The CEO similarly said that he sees AI boosting engineering capabilities down the line, but for now, its impact is “modest.” He said AI may be able to increase effectiveness and productivity to them in specific areas or situations, but it can’t replace engineers.
Kramer said he’s not seeing companies cutting back on engineers or firing them because of AI — even if they’ve claimed that’s what they’re doing.
“I highly suspect that all these companies that said that they are firing engineers because they now have AI actually used AI as a cover story,” Kramer said.
While there has been some indication that entry-level engineering roles are on the decline, many companies have continued to hire engineers amid the AI boom, and some firms, like Cloudflare, have expanded their internship programs.
Kramer is the latest CEO to weigh in on the debate about an AI bubble. While the current investment landscape shares some similarities to that of the dot-com era, some execs think that we’re in a different situation today because AI has shown more of an impact in the past few years.

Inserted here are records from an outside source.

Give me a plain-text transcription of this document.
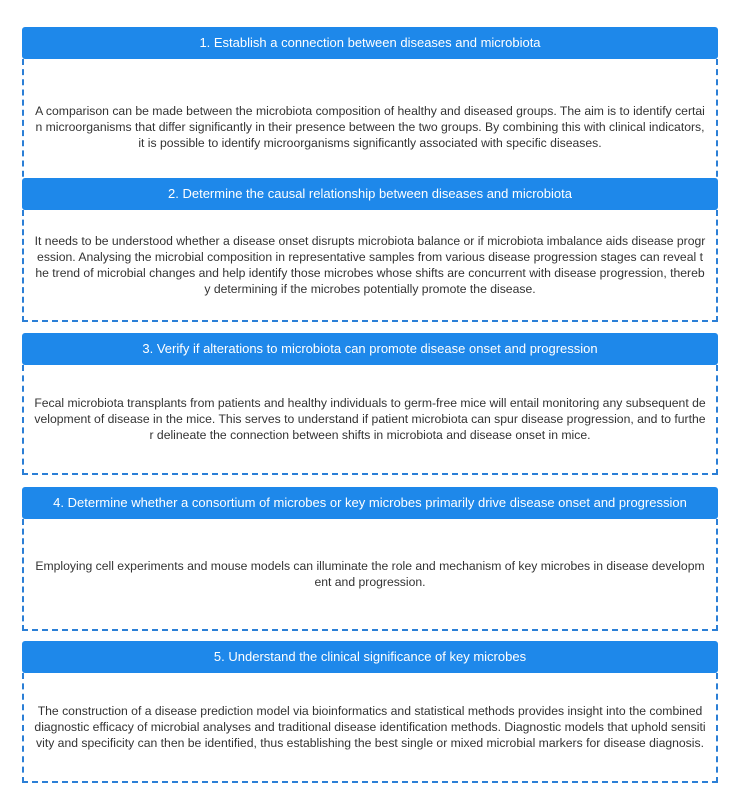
1. Establish a connection between diseases and microbiota
A comparison can be made between the microbiota composition of healthy and diseased groups. The aim is to identify certain microorganisms that differ significantly in their presence between the two groups. By combining this with clinical indicators, it is possible to identify microorganisms significantly associated with specific diseases.
2. Determine the causal relationship between diseases and microbiota
It needs to be understood whether a disease onset disrupts microbiota balance or if microbiota imbalance aids disease progression. Analysing the microbial composition in representative samples from various disease progression stages can reveal the trend of microbial changes and help identify those microbes whose shifts are concurrent with disease progression, thereby determining if the microbes potentially promote the disease.
3. Verify if alterations to microbiota can promote disease onset and progression
Fecal microbiota transplants from patients and healthy individuals to germ-free mice will entail monitoring any subsequent development of disease in the mice. This serves to understand if patient microbiota can spur disease progression, and to further delineate the connection between shifts in microbiota and disease onset in mice.
4. Determine whether a consortium of microbes or key microbes primarily drive disease onset and progression
Employing cell experiments and mouse models can illuminate the role and mechanism of key microbes in disease development and progression.
5. Understand the clinical significance of key microbes
The construction of a disease prediction model via bioinformatics and statistical methods provides insight into the combined diagnostic efficacy of microbial analyses and traditional disease identification methods. Diagnostic models that uphold sensitivity and specificity can then be identified, thus establishing the best single or mixed microbial markers for disease diagnosis.
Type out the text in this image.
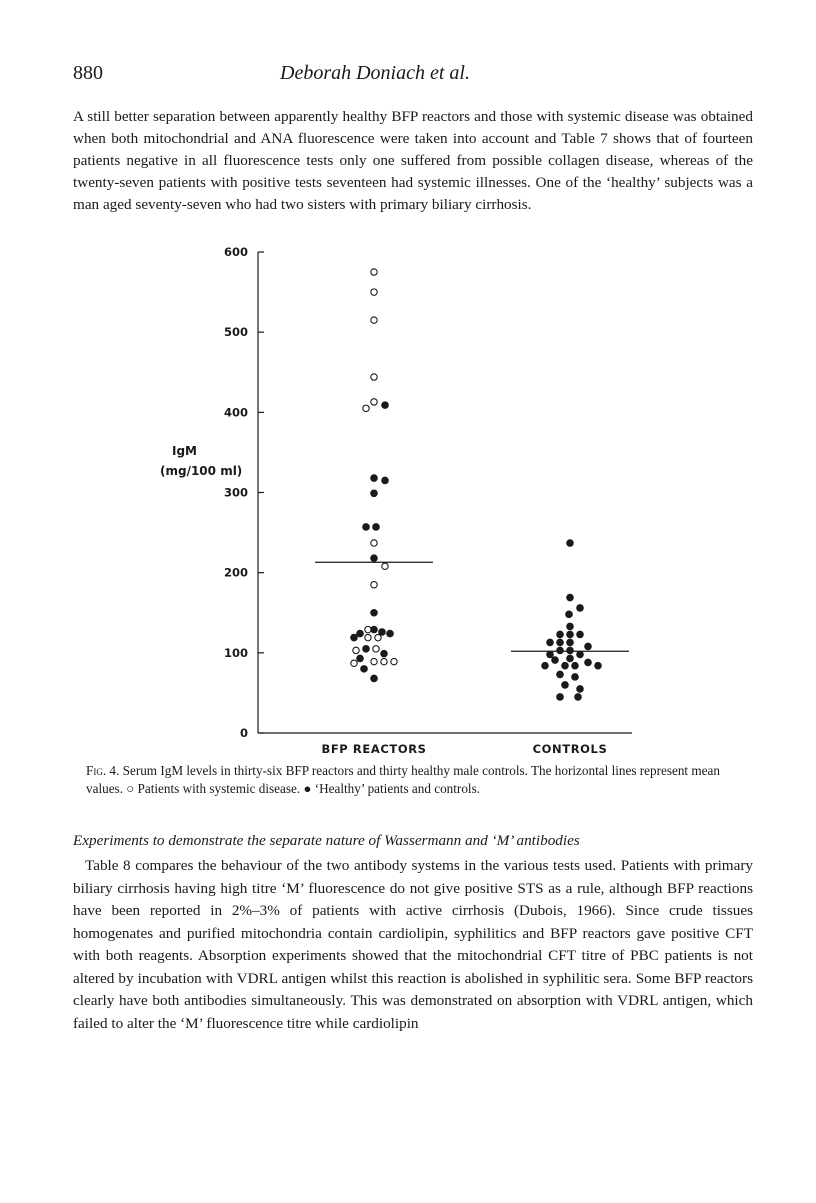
880	Deborah Doniach et al.

A still better separation between apparently healthy BFP reactors and those with systemic disease was obtained when both mitochondrial and ANA fluorescence were taken into account and Table 7 shows that of fourteen patients negative in all fluorescence tests only one suffered from possible collagen disease, whereas of the twenty-seven patients with positive tests seventeen had systemic illnesses. One of the ‘healthy’ subjects was a man aged seventy-seven who had two sisters with primary biliary cirrhosis.

0
100
200
300
400
500
600
IgM
(mg/100 ml)
BFP REACTORS	CONTROLS

Fig. 4. Serum IgM levels in thirty-six BFP reactors and thirty healthy male controls. The horizontal lines represent mean values. ○ Patients with systemic disease. ● ‘Healthy’ patients and controls.

Experiments to demonstrate the separate nature of Wassermann and ‘M’ antibodies

Table 8 compares the behaviour of the two antibody systems in the various tests used. Patients with primary biliary cirrhosis having high titre ‘M’ fluorescence do not give positive STS as a rule, although BFP reactions have been reported in 2%–3% of patients with active cirrhosis (Dubois, 1966). Since crude tissues homogenates and purified mitochondria contain cardiolipin, syphilitics and BFP reactors gave positive CFT with both reagents. Absorption experiments showed that the mitochondrial CFT titre of PBC patients is not altered by incubation with VDRL antigen whilst this reaction is abolished in syphilitic sera. Some BFP reactors clearly have both antibodies simultaneously. This was demonstrated on absorption with VDRL antigen, which failed to alter the ‘M’ fluorescence titre while cardiolipin
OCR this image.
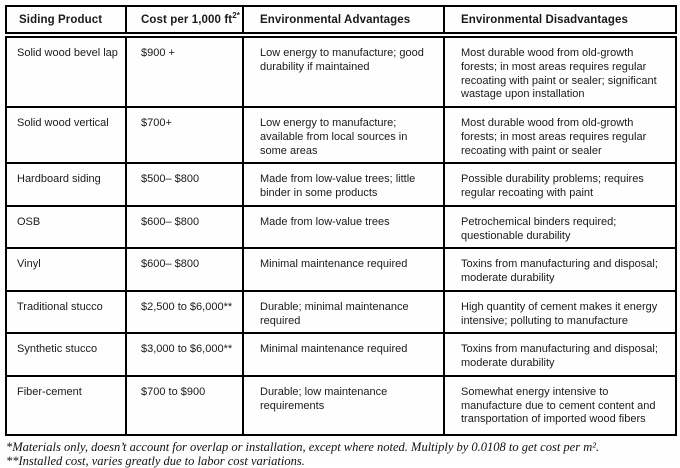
Siding Product	Cost per 1,000 $ft^{2*}$	Environmental Advantages	Environmental Disadvantages
Solid wood bevel lap	$900 +	Low energy to manufacture; good durability if maintained	Most durable wood from old-growth forests; in most areas requires regular recoating with paint or sealer; significant wastage upon installation
Solid wood vertical	$700+	Low energy to manufacture; available from local sources in some areas	Most durable wood from old-growth forests; in most areas requires regular recoating with paint or sealer
Hardboard siding	$500– $800	Made from low-value trees; little binder in some products	Possible durability problems; requires regular recoating with paint
OSB	$600– $800	Made from low-value trees	Petrochemical binders required; questionable durability
Vinyl	$600– $800	Minimal maintenance required	Toxins from manufacturing and disposal; moderate durability
Traditional stucco	$2,500 to $6,000**	Durable; minimal maintenance required	High quantity of cement makes it energy intensive; polluting to manufacture
Synthetic stucco	$3,000 to $6,000**	Minimal maintenance required	Toxins from manufacturing and disposal; moderate durability
Fiber-cement	$700 to $900	Durable; low maintenance requirements	Somewhat energy intensive to manufacture due to cement content and transportation of imported wood fibers
*Materials only, doesn’t account for overlap or installation, except where noted. Multiply by 0.0108 to get cost per m².
**Installed cost, varies greatly due to labor cost variations.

Industry leaders are split on the topic. The CEO of Nvidia, the chipmaker that’s fueling the AI revolution, has denied the existence of an AI bubble, while Mark Zuckerberg has said the bigger risk is not spending enough.
Meanwhile, OpenAI’s Sam Altman, who led the AI takeoff with the launch of ChatGPT, and frequently champions the technology, has said investors are “overexcited about AI.”
Even with a solid ChatGPT prompt, there’s no crystal ball to know exactly how this will end.